Segundo Ferda Ataman, comissária federal independente para antidiscriminação, a realidade é clara: “Temos um problema enorme com o racismo, com o sexismo e com a exclusão de pessoas com deficiência”. Mas, ao mesmo tempo, ela enxerga uma mudança positiva: cada vez mais pessoas estão se levantando e dizendo “isso não está certo”.
Do total de denúncias, quase metade envolvia casos de racismo. É a forma de discriminação mais comum no país — e também uma das mais invisibilizadas. Jovens migrantes são alvo constante em escolas. Mulheres negras ou que usam véu relatam ofensas na rua, agressões e até pacientes se recusando a ser atendidos por elas nos hospitais.
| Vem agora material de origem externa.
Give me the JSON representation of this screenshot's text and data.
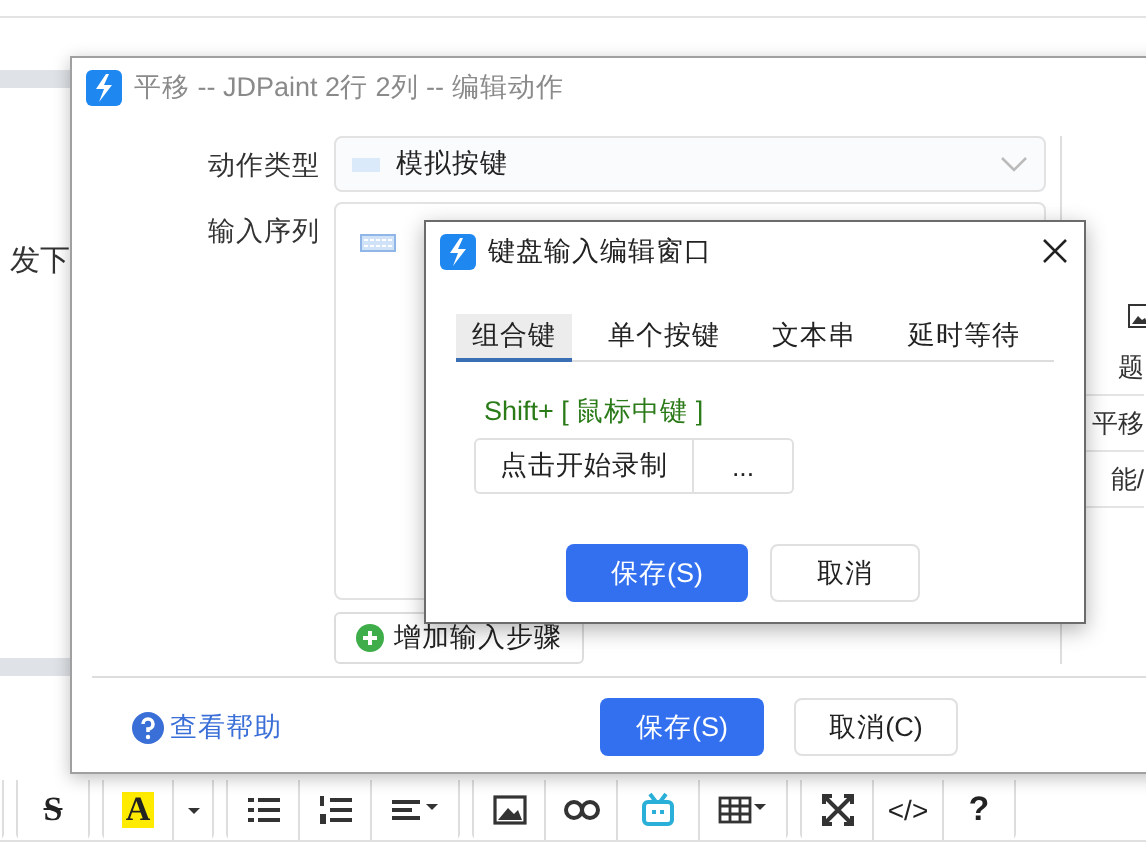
{
  "background_page": {
    "text": "发下",
    "toolbar": [
      [
        {
          "kind": "strike",
          "text": "S"
        }
      ],
      [
        {
          "kind": "highlight",
          "text": "A"
        },
        {
          "kind": "dropdown"
        }
      ],
      [
        {
          "kind": "bullets"
        },
        {
          "kind": "numbers"
        },
        {
          "kind": "align"
        }
      ],
      [
        {
          "kind": "image"
        },
        {
          "kind": "link"
        },
        {
          "kind": "tv"
        },
        {
          "kind": "table"
        }
      ],
      [
        {
          "kind": "fullscreen"
        },
        {
          "kind": "code",
          "text": "</>"
        },
        {
          "kind": "help",
          "text": "?"
        }
      ]
    ]
  },
  "edit_dialog": {
    "title": "平移 -- JDPaint 2行 2列 -- 编辑动作",
    "action_type": {
      "label": "动作类型",
      "value": "模拟按键"
    },
    "input_sequence": {
      "label": "输入序列"
    },
    "add_step_button": "增加输入步骤",
    "side_panel": [
      "题",
      "平移",
      "能/"
    ],
    "help_link": "查看帮助",
    "save_button": "保存(S)",
    "cancel_button": "取消(C)"
  },
  "keyboard_dialog": {
    "title": "键盘输入编辑窗口",
    "tabs": [
      {
        "label": "组合键",
        "selected": true
      },
      {
        "label": "单个按键",
        "selected": false
      },
      {
        "label": "文本串",
        "selected": false
      },
      {
        "label": "延时等待",
        "selected": false
      }
    ],
    "combo": "Shift+ [ 鼠标中键 ]",
    "record_button": "点击开始录制",
    "more_button": "...",
    "save_button": "保存(S)",
    "cancel_button": "取消"
  }
}
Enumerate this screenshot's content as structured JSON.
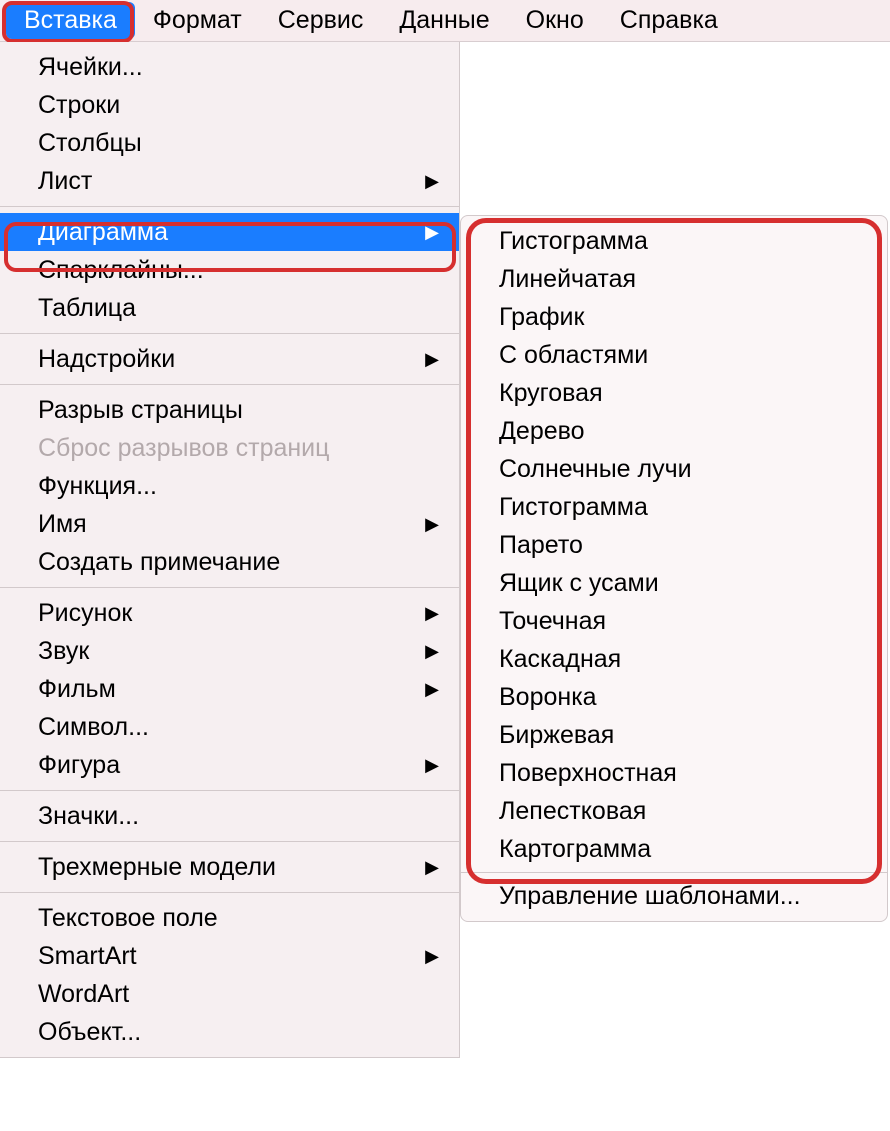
{
  "menubar": {
    "items": [
      {
        "label": "Вставка",
        "active": true
      },
      {
        "label": "Формат"
      },
      {
        "label": "Сервис"
      },
      {
        "label": "Данные"
      },
      {
        "label": "Окно"
      },
      {
        "label": "Справка"
      }
    ]
  },
  "dropdown": {
    "groups": [
      [
        {
          "label": "Ячейки..."
        },
        {
          "label": "Строки"
        },
        {
          "label": "Столбцы"
        },
        {
          "label": "Лист",
          "submenu": true
        }
      ],
      [
        {
          "label": "Диаграмма",
          "submenu": true,
          "hover": true
        },
        {
          "label": "Спарклайны..."
        },
        {
          "label": "Таблица"
        }
      ],
      [
        {
          "label": "Надстройки",
          "submenu": true
        }
      ],
      [
        {
          "label": "Разрыв страницы"
        },
        {
          "label": "Сброс разрывов страниц",
          "disabled": true
        },
        {
          "label": "Функция..."
        },
        {
          "label": "Имя",
          "submenu": true
        },
        {
          "label": "Создать примечание"
        }
      ],
      [
        {
          "label": "Рисунок",
          "submenu": true
        },
        {
          "label": "Звук",
          "submenu": true
        },
        {
          "label": "Фильм",
          "submenu": true
        },
        {
          "label": "Символ..."
        },
        {
          "label": "Фигура",
          "submenu": true
        }
      ],
      [
        {
          "label": "Значки..."
        }
      ],
      [
        {
          "label": "Трехмерные модели",
          "submenu": true
        }
      ],
      [
        {
          "label": "Текстовое поле"
        },
        {
          "label": "SmartArt",
          "submenu": true
        },
        {
          "label": "WordArt"
        },
        {
          "label": "Объект..."
        }
      ]
    ]
  },
  "submenu": {
    "items": [
      "Гистограмма",
      "Линейчатая",
      "График",
      "С областями",
      "Круговая",
      "Дерево",
      "Солнечные лучи",
      "Гистограмма",
      "Парето",
      "Ящик с усами",
      "Точечная",
      "Каскадная",
      "Воронка",
      "Биржевая",
      "Поверхностная",
      "Лепестковая",
      "Картограмма"
    ],
    "footer": "Управление шаблонами..."
  }
}
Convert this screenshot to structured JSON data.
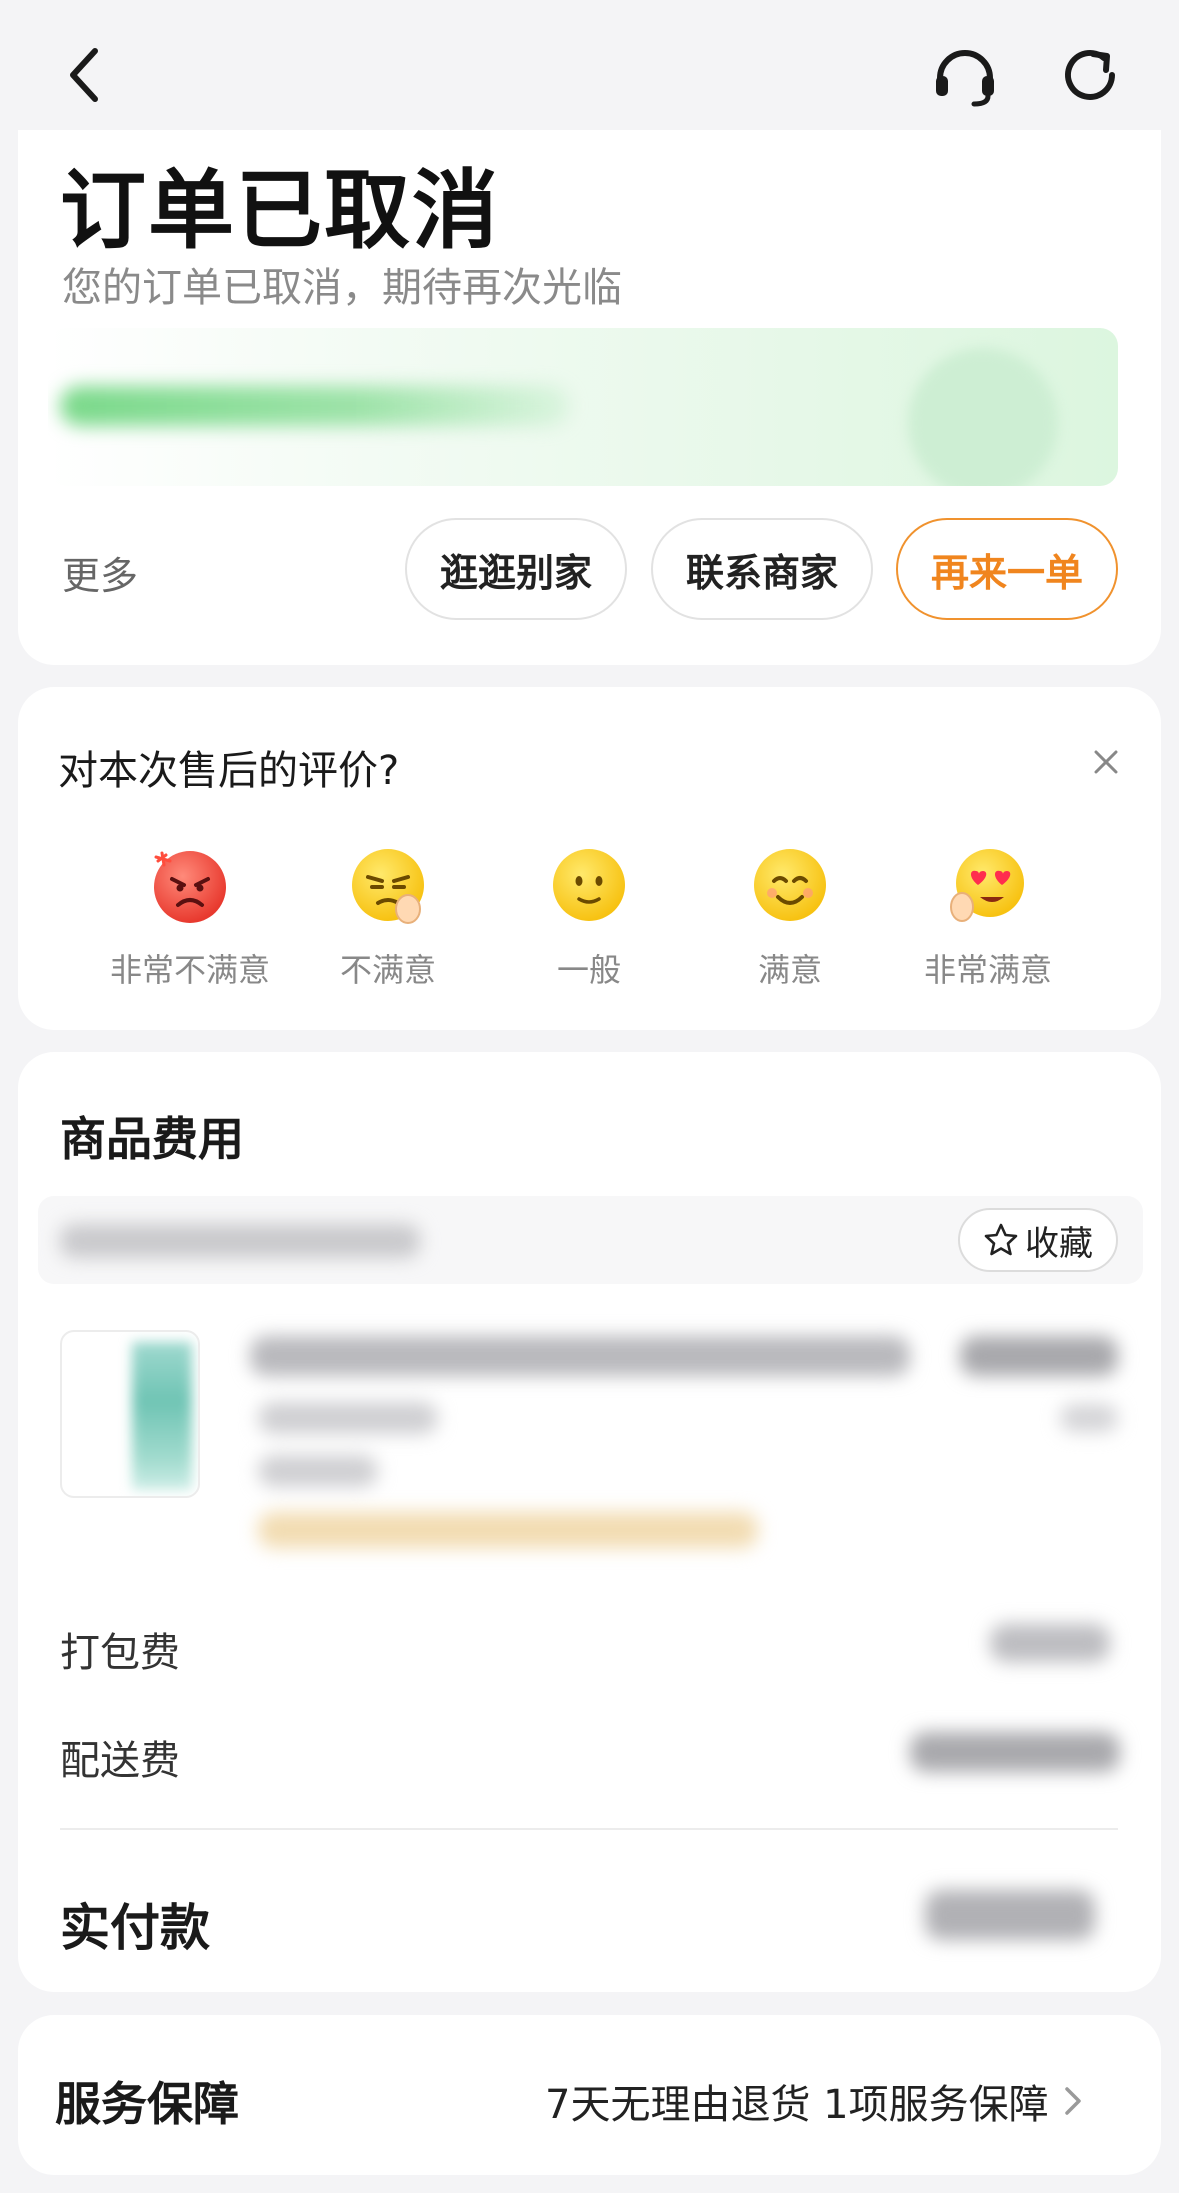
{
  "header": {
    "back_icon": "chevron-left-icon",
    "service_icon": "headset-icon",
    "refresh_icon": "refresh-icon"
  },
  "status": {
    "title": "订单已取消",
    "subtitle": "您的订单已取消，期待再次光临",
    "more_label": "更多",
    "actions": {
      "browse_other": "逛逛别家",
      "contact_merchant": "联系商家",
      "order_again": "再来一单"
    },
    "accent_color": "#f0851e"
  },
  "rating": {
    "question": "对本次售后的评价?",
    "options": [
      {
        "label": "非常不满意",
        "icon": "angry-face-icon"
      },
      {
        "label": "不满意",
        "icon": "displeased-face-icon"
      },
      {
        "label": "一般",
        "icon": "neutral-face-icon"
      },
      {
        "label": "满意",
        "icon": "smiling-face-icon"
      },
      {
        "label": "非常满意",
        "icon": "heart-eyes-face-icon"
      }
    ]
  },
  "fees": {
    "title": "商品费用",
    "favorite_label": "收藏",
    "packing_fee_label": "打包费",
    "delivery_fee_label": "配送费",
    "paid_label": "实付款"
  },
  "guarantee": {
    "title": "服务保障",
    "detail": "7天无理由退货 1项服务保障"
  }
}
Mulheres na linha de frente da luta
Em 2024, também cresceu o número de mulheres que denunciaram sexismo: mais de 2.100 pedidos de ajuda. Os relatos vão desde assédio sexual no trabalho — com olhares invasivos, comentários ofensivos, toques sem consentimento — até dificuldades para crescer profissionalmente por estarem grávidas ou após voltarem da licença-maternidade.
E para quem é mulher e muçulmana, os obstáculos dobram. Muitas sequer chegam a ser chamadas para entrevistas de emprego. “A discriminação de gênero ainda está profundamente enraizada na sociedade. E, infelizmente, ela está voltando a crescer”, alerta Ataman.
Mesmo fazendo o mesmo trabalho, muitas mulheres ganham menos que os homens. A diferença média ainda é de 16%. Um exemplo é o da ex-prefeita Astrid Siems-Knoblich, que descobriu que ganhava menos que seu antecessor e sucessor — e decidiu entrar na Justiça. “Fiz isso por todas as mulheres que enfrentam o mesmo. Salário justo é um direito básico”, declarou.
Leis que não acompanham a realidade
Apesar dos avanços, a Lei Geral de Igualdade de Tratamento, criada em 2006, nunca foi atualizada. E isso tem consequências graves: a legislação não protege as pessoas contra discriminação em repartições públicas, escolas ou até mesmo na polícia.
“Atualmente, é mais fácil ser protegido de preconceito num supermercado do que em uma escola pública. Isso é inaceitável”, denuncia Ataman. Ela cobra ação urgente do governo: “A discriminação não é um problema só de quem sofre. Ela corrói a democracia, afasta talentos e nos divide como sociedade.”